Important points I didn't make in this synopsis:
  • Tommy's parents, traumatic event aside, aren't bad people. They're caring, but clueless to their own defects and to those of their families -- or perhaps just unwilling to address them.
  • The way Kevin and Ernie act is predicated not just on Tommy's powerlessness, but also on Tommy's inability to communicate.
  • The Simpson family is an interesting constrast: her mother is supportive (I think) and her father is caring in a traditional, gruff way. Sally is the insensitive and heedless person in the story. I think the Simpsons may have been intended as a "normal" family.
  • The most powerful parts of the cycle to me are the confusion of the parents who are unable to communicate with their child ("Tommy can you hear me?") and the insistence of the parents on secrecy and terror in the beginning.
Anyway, as a commentary on child abuse and abusive family dynamics, Tommy really is effective and coherent. You just have to neglect the absurdity of parts of it. You know what? With Tommy, an inside-out boy with his physical senses turned off instead of his emotional senses, Pete Townshend was working symbolically, and largely succeeded. It's much easier to succeed at producing something good or even tolerable using symbols than using plain talk. In the final analysis, what better illustrates to someone from a normal household the difference between a normal household and a really dysfunctional one: Tommy or Plastic Ono Band?

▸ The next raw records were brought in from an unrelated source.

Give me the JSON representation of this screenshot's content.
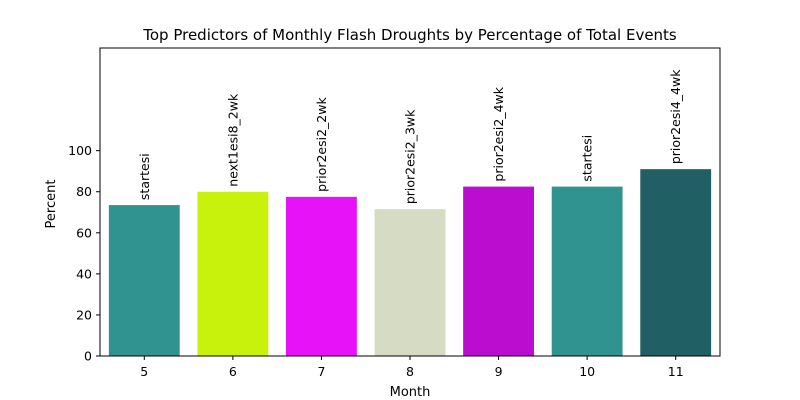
{
  "chart_data": {
    "type": "bar",
    "title": "Top Predictors of Monthly Flash Droughts by Percentage of Total Events",
    "xlabel": "Month",
    "ylabel": "Percent",
    "categories": [
      "5",
      "6",
      "7",
      "8",
      "9",
      "10",
      "11"
    ],
    "values": [
      73.5,
      80,
      77.5,
      71.5,
      82.5,
      82.5,
      91
    ],
    "bar_labels": [
      "startesi",
      "next1esi8_2wk",
      "prior2esi2_2wk",
      "prior2esi2_3wk",
      "prior2esi2_4wk",
      "startesi",
      "prior2esi4_4wk"
    ],
    "colors": [
      "#31938f",
      "#c8f20c",
      "#e812f8",
      "#d6dcc4",
      "#bb0dd0",
      "#31938f",
      "#205f63"
    ],
    "ylim": [
      0,
      150
    ],
    "yticks": [
      0,
      20,
      40,
      60,
      80,
      100
    ],
    "grid": false,
    "legend": "none"
  }
}
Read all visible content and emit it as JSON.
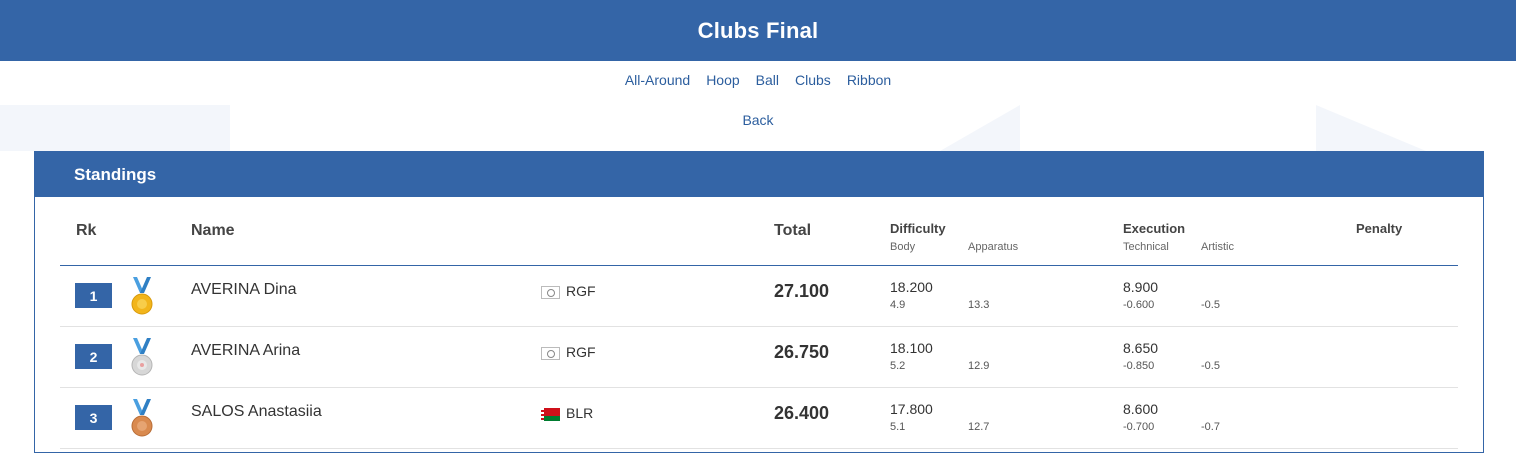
{
  "header": {
    "title": "Clubs Final"
  },
  "nav": {
    "items": [
      "All-Around",
      "Hoop",
      "Ball",
      "Clubs",
      "Ribbon"
    ],
    "back": "Back"
  },
  "standings": {
    "title": "Standings",
    "columns": {
      "rank": "Rk",
      "name": "Name",
      "total": "Total",
      "difficulty": "Difficulty",
      "body": "Body",
      "apparatus": "Apparatus",
      "execution": "Execution",
      "technical": "Technical",
      "artistic": "Artistic",
      "penalty": "Penalty"
    },
    "rows": [
      {
        "rank": "1",
        "medal": "gold-medal-icon",
        "name": "AVERINA Dina",
        "flag": "rgf-flag-icon",
        "country": "RGF",
        "total": "27.100",
        "difficulty": "18.200",
        "body": "4.9",
        "apparatus": "13.3",
        "execution": "8.900",
        "technical": "-0.600",
        "artistic": "-0.5"
      },
      {
        "rank": "2",
        "medal": "silver-medal-icon",
        "name": "AVERINA Arina",
        "flag": "rgf-flag-icon",
        "country": "RGF",
        "total": "26.750",
        "difficulty": "18.100",
        "body": "5.2",
        "apparatus": "12.9",
        "execution": "8.650",
        "technical": "-0.850",
        "artistic": "-0.5"
      },
      {
        "rank": "3",
        "medal": "bronze-medal-icon",
        "name": "SALOS Anastasiia",
        "flag": "blr-flag-icon",
        "country": "BLR",
        "total": "26.400",
        "difficulty": "17.800",
        "body": "5.1",
        "apparatus": "12.7",
        "execution": "8.600",
        "technical": "-0.700",
        "artistic": "-0.7"
      }
    ]
  },
  "colors": {
    "primary": "#3465a7",
    "link": "#2c5e9e",
    "gold": "#f2b51b",
    "silver": "#cfcfcf",
    "bronze": "#d98a4f",
    "ribbon": "#4a9fe0"
  }
}
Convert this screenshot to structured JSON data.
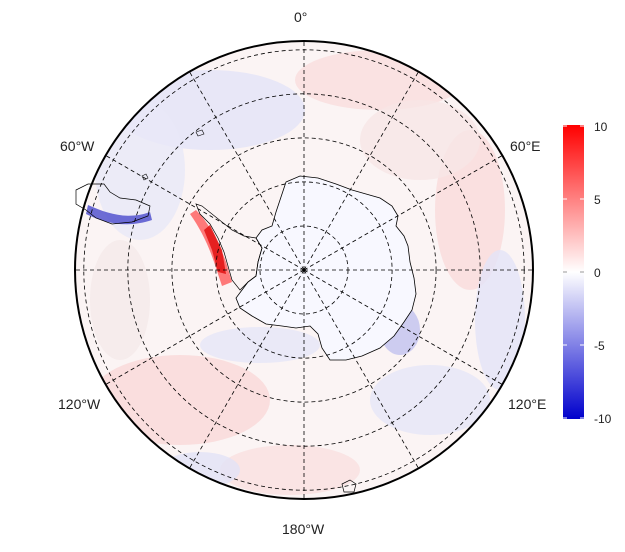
{
  "map": {
    "projection": "south-polar-stereographic",
    "meridian_labels": {
      "top": "0°",
      "upper_left": "60°W",
      "upper_right": "60°E",
      "lower_left": "120°W",
      "lower_right": "120°E",
      "bottom": "180°W"
    },
    "meridian_lines_deg": [
      0,
      30,
      60,
      90,
      120,
      150,
      180,
      210,
      240,
      270,
      300,
      330
    ],
    "latitude_circles": 5,
    "colorbar": {
      "ticks": [
        "10",
        "5",
        "0",
        "-5",
        "-10"
      ],
      "range": [
        -10,
        10
      ],
      "colors": {
        "max": "#ff0000",
        "mid": "#ffffff",
        "min": "#0000cc"
      }
    },
    "style": {
      "land_fill": "#f8f8ff",
      "coast": "#000000",
      "grid": "#000000",
      "frame": "#000000"
    }
  }
}
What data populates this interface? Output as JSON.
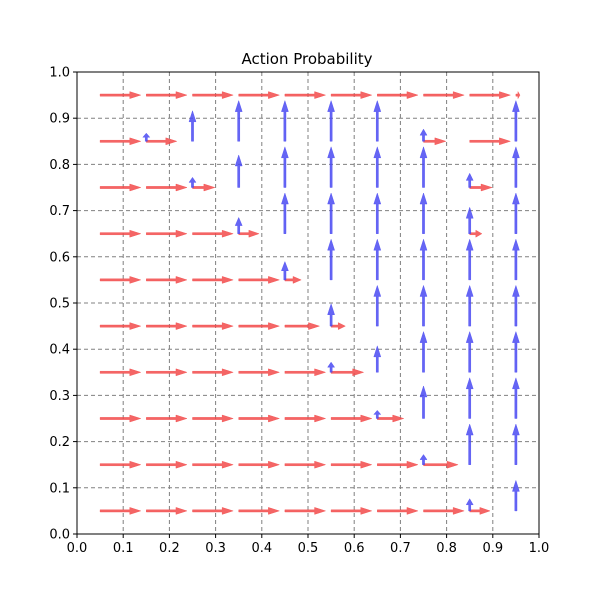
{
  "chart_data": {
    "type": "quiver",
    "title": "Action Probability",
    "xlabel": "",
    "ylabel": "",
    "xlim": [
      0,
      1
    ],
    "ylim": [
      0,
      1
    ],
    "grid": true,
    "grid_style": "dashed",
    "x_ticks": [
      "0.0",
      "0.1",
      "0.2",
      "0.3",
      "0.4",
      "0.5",
      "0.6",
      "0.7",
      "0.8",
      "0.9",
      "1.0"
    ],
    "y_ticks": [
      "0.0",
      "0.1",
      "0.2",
      "0.3",
      "0.4",
      "0.5",
      "0.6",
      "0.7",
      "0.8",
      "0.9",
      "1.0"
    ],
    "colors": {
      "right": "#f24a4a",
      "up": "#4a4af2",
      "grid": "#808080"
    },
    "x_centers": [
      0.05,
      0.15,
      0.25,
      0.35,
      0.45,
      0.55,
      0.65,
      0.75,
      0.85,
      0.95
    ],
    "y_centers": [
      0.05,
      0.15,
      0.25,
      0.35,
      0.45,
      0.55,
      0.65,
      0.75,
      0.85,
      0.95
    ],
    "series": [
      {
        "name": "right",
        "values": [
          [
            1,
            1,
            1,
            1,
            1,
            1,
            1,
            1,
            0.5,
            0
          ],
          [
            1,
            1,
            1,
            1,
            1,
            1,
            1,
            0.85,
            0,
            0
          ],
          [
            1,
            1,
            1,
            1,
            1,
            1,
            0.65,
            0,
            0,
            0
          ],
          [
            1,
            1,
            1,
            1,
            1,
            0.8,
            0,
            0,
            0,
            0
          ],
          [
            1,
            1,
            1,
            1,
            0.85,
            0.35,
            0,
            0,
            0,
            0
          ],
          [
            1,
            1,
            1,
            1,
            0.4,
            0,
            0,
            0,
            0,
            0
          ],
          [
            1,
            1,
            1,
            0.5,
            0,
            0,
            0,
            0,
            0.3,
            0
          ],
          [
            1,
            1,
            0.55,
            0,
            0,
            0,
            0,
            0,
            0.55,
            0
          ],
          [
            1,
            0.75,
            0,
            0,
            0,
            0,
            0,
            0.55,
            1,
            0
          ],
          [
            1,
            1,
            1,
            1,
            1,
            1,
            1,
            1,
            1,
            0.1
          ]
        ]
      },
      {
        "name": "up",
        "values": [
          [
            0,
            0,
            0,
            0,
            0,
            0,
            0,
            0,
            0.3,
            0.75
          ],
          [
            0,
            0,
            0,
            0,
            0,
            0,
            0,
            0.25,
            1,
            1
          ],
          [
            0,
            0,
            0,
            0,
            0,
            0,
            0.2,
            0.8,
            1,
            1
          ],
          [
            0,
            0,
            0,
            0,
            0,
            0.25,
            0.65,
            1,
            1,
            1
          ],
          [
            0,
            0,
            0,
            0,
            0,
            0.55,
            1,
            1,
            1,
            1
          ],
          [
            0,
            0,
            0,
            0,
            0.45,
            1,
            1,
            1,
            1,
            1
          ],
          [
            0,
            0,
            0,
            0.4,
            1,
            1,
            1,
            1,
            0.65,
            1
          ],
          [
            0,
            0,
            0.25,
            0.8,
            1,
            1,
            1,
            1,
            0.35,
            1
          ],
          [
            0,
            0.2,
            0.75,
            1,
            1,
            1,
            1,
            0.3,
            0,
            1
          ],
          [
            0,
            0,
            0,
            0,
            0,
            0,
            0,
            0,
            0,
            0
          ]
        ]
      }
    ]
  }
}
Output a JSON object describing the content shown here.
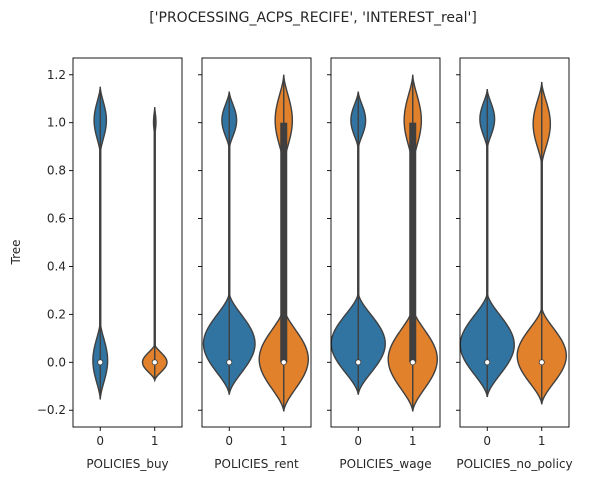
{
  "chart_data": {
    "type": "violin",
    "suptitle": "['PROCESSING_ACPS_RECIFE', 'INTEREST_real']",
    "ylabel": "Tree",
    "ylim": [
      -0.27,
      1.27
    ],
    "yticks": [
      -0.2,
      0.0,
      0.2,
      0.4,
      0.6,
      0.8,
      1.0,
      1.2
    ],
    "ytick_labels": [
      "−0.2",
      "0.0",
      "0.2",
      "0.4",
      "0.6",
      "0.8",
      "1.0",
      "1.2"
    ],
    "colors": [
      "#3274a1",
      "#e1812c"
    ],
    "panels": [
      {
        "xlabel": "POLICIES_buy",
        "categories": [
          "0",
          "1"
        ],
        "violins": [
          {
            "category": "0",
            "min": -0.155,
            "max": 1.15,
            "median": 0.0,
            "q1": 0.0,
            "q3": 0.0,
            "lower_lobe": [
              -0.155,
              0.17,
              0.06
            ],
            "upper_lobe": [
              0.87,
              1.15,
              0.05
            ]
          },
          {
            "category": "1",
            "min": -0.075,
            "max": 1.065,
            "median": 0.0,
            "q1": 0.0,
            "q3": 0.0,
            "lower_lobe": [
              -0.075,
              0.075,
              0.1
            ],
            "upper_lobe": [
              0.94,
              1.065,
              0.01
            ]
          }
        ]
      },
      {
        "xlabel": "POLICIES_rent",
        "categories": [
          "0",
          "1"
        ],
        "violins": [
          {
            "category": "0",
            "min": -0.135,
            "max": 1.13,
            "median": 0.0,
            "q1": 0.0,
            "q3": 0.0,
            "lower_lobe": [
              -0.135,
              0.29,
              0.21
            ],
            "upper_lobe": [
              0.89,
              1.13,
              0.06
            ]
          },
          {
            "category": "1",
            "min": -0.205,
            "max": 1.2,
            "median": 0.0,
            "q1": 0.0,
            "q3": 1.0,
            "lower_lobe": [
              -0.205,
              0.23,
              0.2
            ],
            "upper_lobe": [
              0.82,
              1.2,
              0.07
            ]
          }
        ]
      },
      {
        "xlabel": "POLICIES_wage",
        "categories": [
          "0",
          "1"
        ],
        "violins": [
          {
            "category": "0",
            "min": -0.135,
            "max": 1.13,
            "median": 0.0,
            "q1": 0.0,
            "q3": 0.0,
            "lower_lobe": [
              -0.135,
              0.29,
              0.22
            ],
            "upper_lobe": [
              0.89,
              1.13,
              0.06
            ]
          },
          {
            "category": "1",
            "min": -0.205,
            "max": 1.2,
            "median": 0.0,
            "q1": 0.0,
            "q3": 1.0,
            "lower_lobe": [
              -0.205,
              0.23,
              0.2
            ],
            "upper_lobe": [
              0.82,
              1.2,
              0.07
            ]
          }
        ]
      },
      {
        "xlabel": "POLICIES_no_policy",
        "categories": [
          "0",
          "1"
        ],
        "violins": [
          {
            "category": "0",
            "min": -0.145,
            "max": 1.14,
            "median": 0.0,
            "q1": 0.0,
            "q3": 0.0,
            "lower_lobe": [
              -0.145,
              0.29,
              0.22
            ],
            "upper_lobe": [
              0.89,
              1.14,
              0.06
            ]
          },
          {
            "category": "1",
            "min": -0.175,
            "max": 1.17,
            "median": 0.0,
            "q1": 0.0,
            "q3": 0.0,
            "lower_lobe": [
              -0.175,
              0.23,
              0.2
            ],
            "upper_lobe": [
              0.82,
              1.17,
              0.07
            ]
          }
        ]
      }
    ]
  }
}
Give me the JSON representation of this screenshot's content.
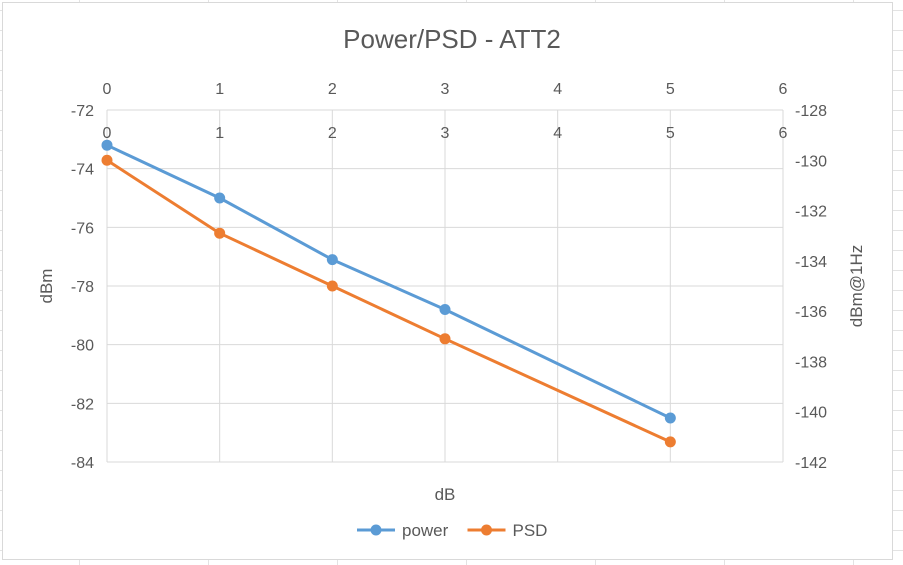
{
  "chart_data": {
    "type": "line",
    "title": "Power/PSD - ATT2",
    "xlabel": "dB",
    "ylabel_left": "dBm",
    "ylabel_right": "dBm@1Hz",
    "x_ticks_top": [
      "0",
      "1",
      "2",
      "3",
      "4",
      "5",
      "6"
    ],
    "x_ticks_inner": [
      "0",
      "1",
      "2",
      "3",
      "4",
      "5",
      "6"
    ],
    "y_left_ticks": [
      "-72",
      "-74",
      "-76",
      "-78",
      "-80",
      "-82",
      "-84"
    ],
    "y_right_ticks": [
      "-128",
      "-130",
      "-132",
      "-134",
      "-136",
      "-138",
      "-140",
      "-142"
    ],
    "xlim": [
      0,
      6
    ],
    "ylim_left": [
      -84,
      -72
    ],
    "ylim_right": [
      -142,
      -128
    ],
    "grid": true,
    "legend_position": "bottom",
    "series": [
      {
        "name": "power",
        "axis": "left",
        "color": "#5b9bd5",
        "x": [
          0,
          1,
          2,
          3,
          5
        ],
        "y": [
          -73.2,
          -75.0,
          -77.1,
          -78.8,
          -82.5
        ]
      },
      {
        "name": "PSD",
        "axis": "right",
        "color": "#ed7d31",
        "x": [
          0,
          1,
          2,
          3,
          5
        ],
        "y": [
          -130.0,
          -132.9,
          -135.0,
          -137.1,
          -141.2
        ]
      }
    ]
  }
}
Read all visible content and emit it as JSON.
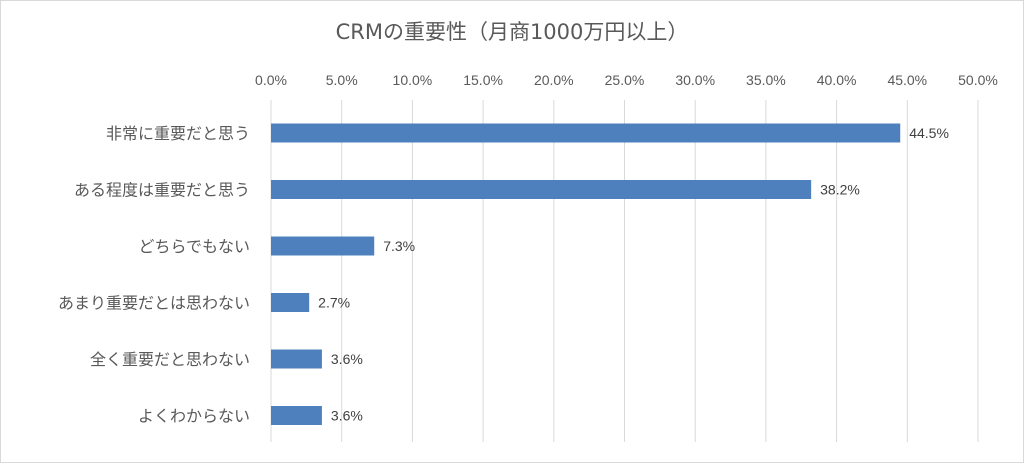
{
  "chart_data": {
    "type": "bar",
    "orientation": "horizontal",
    "title": "CRMの重要性（月商1000万円以上）",
    "categories": [
      "非常に重要だと思う",
      "ある程度は重要だと思う",
      "どちらでもない",
      "あまり重要だとは思わない",
      "全く重要だと思わない",
      "よくわからない"
    ],
    "values": [
      44.5,
      38.2,
      7.3,
      2.7,
      3.6,
      3.6
    ],
    "data_labels": [
      "44.5%",
      "38.2%",
      "7.3%",
      "2.7%",
      "3.6%",
      "3.6%"
    ],
    "xlim": [
      0,
      50
    ],
    "xticks": [
      0,
      5,
      10,
      15,
      20,
      25,
      30,
      35,
      40,
      45,
      50
    ],
    "xtick_labels": [
      "0.0%",
      "5.0%",
      "10.0%",
      "15.0%",
      "20.0%",
      "25.0%",
      "30.0%",
      "35.0%",
      "40.0%",
      "45.0%",
      "50.0%"
    ],
    "grid": true,
    "axis_position": "top",
    "bar_color": "#4e80bd",
    "legend": "none"
  }
}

Alright, that said, I should make one thing clear: I do think there's too much hand-wringing by people who really should grow up about the wrongs they've been done by their parents, in general. Examine the biographies of the people who've changed the world, of the people who've made the greatest art, of the people who have contributed most to our knowledge of ourselves and our universe. With a few exceptions such as J.S. Bach, Albert Einstein, and, uh, well, I can't think of a great statesman who didn't have a bad-to-horrible childhood, actually. Maybe Disraeli? Anyway. Many of these great people might have been horribly unhappy, or at best depressive, but they accomplished things while many happier people ran around, were happy, perhaps contributed nothing of value to the world, died, and are entirely forgotten. The only worthwhile thing in a universe that appears destined to one day vanish, in a solar system whose sun will burn out not too many billion years hence, on a planet whose climate and history and biology and geology we are woefully ignorant of, which ignorance will one day allow us to go over a precipice, possibly to extinction, without noticing it; the only worthwhile thing is defiance of all that. At least it's the only worthwhile thing to me.

And that was just my bonus rant!

1 Comments:

Blogger Diane Hall said...

Just an aside re: Psychoderelict. Not only did Townshend seemingly name his protagonist for Ray Davies, but he said in an interview that the character was inspired by... Jimmy Page and Roger Waters. Ow.